At the Playground

by Sally Kingston

Any decent hospitality enterprise strives to ensure its guests are adequately cared for and provides a variety of high-quality options for meeting guests’ needs with regard to exercise and entertainment throughout their stay. At Simple House Rules, we share those ideals and goals. And then we just take you to the playground.
Most playgrounds, whether they are in the neighborhood, at a county park, or behind the not-quite-locked-all-the-way elementary school fence, qualify as “in public.” As such, there are extended rules for visiting these arenas. All home rules also apply. (See especially On Clothing).
Although House Management encourages your creativity and wants you to express yourself, playground conventions exist for everyone’s safety. And for Mommy not having to close her book, get off this shady bench, and interact with you monkeys. You are free to ignore these standards of play, but Management is free to ignore the whining that results.

  1. Slides are for down, stairs are for up. Slides are for down, stairs are for up. If you are both on the slide at the same time, he who is going down is the winner. I don’t care if you were there first. I don’t care if he kicked your nose on purpose. I don’t care if the slide is really a snowy mountain and you are trying to get to the summit to save the baby jaguar. Slides are for down, stairs are for up.
  2. Pushing services are available for swings upon request. Service is limited to one swing per member of Management Staff and is on a first-come, first-served basis. In the event of adjacent swings becoming available, Management will consider assigning one staff member to push both swings, but only if that staff member is Daddy.
  3. Baby swings are only for infants and other people whose thighs fit. Management doesn’t want to cram your legs into those little holes anymore than we want to cram our own legs into skinny jeans.
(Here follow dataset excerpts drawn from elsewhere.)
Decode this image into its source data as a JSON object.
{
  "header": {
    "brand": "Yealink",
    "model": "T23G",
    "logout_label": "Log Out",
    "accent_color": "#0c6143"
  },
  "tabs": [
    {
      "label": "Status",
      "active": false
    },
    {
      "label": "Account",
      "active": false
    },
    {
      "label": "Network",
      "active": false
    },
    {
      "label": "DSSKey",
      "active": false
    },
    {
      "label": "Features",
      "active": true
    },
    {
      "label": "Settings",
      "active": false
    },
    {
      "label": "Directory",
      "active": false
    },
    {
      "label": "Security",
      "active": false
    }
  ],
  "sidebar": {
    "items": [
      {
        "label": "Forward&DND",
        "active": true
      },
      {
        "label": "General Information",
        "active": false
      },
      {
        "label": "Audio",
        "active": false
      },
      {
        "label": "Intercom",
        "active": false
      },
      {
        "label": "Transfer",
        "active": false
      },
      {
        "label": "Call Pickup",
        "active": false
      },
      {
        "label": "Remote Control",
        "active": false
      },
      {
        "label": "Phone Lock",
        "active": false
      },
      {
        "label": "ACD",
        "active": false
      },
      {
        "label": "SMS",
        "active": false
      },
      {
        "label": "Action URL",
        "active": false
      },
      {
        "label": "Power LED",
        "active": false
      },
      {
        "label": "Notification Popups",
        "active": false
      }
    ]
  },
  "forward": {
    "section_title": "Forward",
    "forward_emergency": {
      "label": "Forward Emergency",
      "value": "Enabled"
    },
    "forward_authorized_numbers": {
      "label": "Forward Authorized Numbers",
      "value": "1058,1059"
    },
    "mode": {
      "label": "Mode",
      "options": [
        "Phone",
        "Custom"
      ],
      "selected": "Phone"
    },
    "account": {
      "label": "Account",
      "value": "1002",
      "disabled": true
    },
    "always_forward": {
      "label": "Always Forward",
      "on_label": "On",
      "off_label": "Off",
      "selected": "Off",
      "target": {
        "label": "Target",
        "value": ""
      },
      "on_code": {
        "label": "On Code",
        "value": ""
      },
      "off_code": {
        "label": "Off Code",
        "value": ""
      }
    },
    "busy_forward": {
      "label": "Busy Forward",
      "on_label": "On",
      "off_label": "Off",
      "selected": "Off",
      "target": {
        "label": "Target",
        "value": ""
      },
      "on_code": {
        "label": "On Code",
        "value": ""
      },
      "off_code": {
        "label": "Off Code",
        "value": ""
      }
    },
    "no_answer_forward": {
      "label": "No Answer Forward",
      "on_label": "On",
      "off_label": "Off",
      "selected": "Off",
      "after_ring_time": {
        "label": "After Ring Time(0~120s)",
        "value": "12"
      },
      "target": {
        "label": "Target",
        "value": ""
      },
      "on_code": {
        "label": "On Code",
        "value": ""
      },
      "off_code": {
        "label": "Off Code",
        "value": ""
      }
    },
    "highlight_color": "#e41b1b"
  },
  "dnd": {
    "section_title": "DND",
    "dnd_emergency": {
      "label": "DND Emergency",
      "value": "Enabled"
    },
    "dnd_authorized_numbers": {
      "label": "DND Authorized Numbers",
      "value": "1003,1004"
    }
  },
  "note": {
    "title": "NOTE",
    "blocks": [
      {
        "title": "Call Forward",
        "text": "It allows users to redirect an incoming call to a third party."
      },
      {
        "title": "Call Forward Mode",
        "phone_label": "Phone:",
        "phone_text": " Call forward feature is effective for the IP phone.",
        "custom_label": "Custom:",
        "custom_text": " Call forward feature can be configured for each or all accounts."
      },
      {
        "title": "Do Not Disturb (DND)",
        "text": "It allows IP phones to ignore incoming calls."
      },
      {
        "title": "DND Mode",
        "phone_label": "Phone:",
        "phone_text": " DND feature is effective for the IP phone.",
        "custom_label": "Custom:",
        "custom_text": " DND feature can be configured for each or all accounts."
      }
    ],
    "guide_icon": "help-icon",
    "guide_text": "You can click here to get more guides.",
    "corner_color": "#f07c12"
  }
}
You have to know when something just isn’t working for you anymore.
  4. Management sees that you can jump over that stick. Management acknowledges your stick-jumping skills. They are varied and impressive. Management will watch you jump over that stick one more time. Management IS watching. Stop asking Management to “watch me!” and just jump already.
  5. Management requested that you go potty before we left. You DID go potty before we left. What is it about arriving at the playground that makes you need to poop immediately? It doesn’t seem that exciting to Management.
  6. Oh, it’s only pee? No one is looking at that tree right now. Go pee on it and be grateful you’re a boy. Then get your tricycle, we are going home.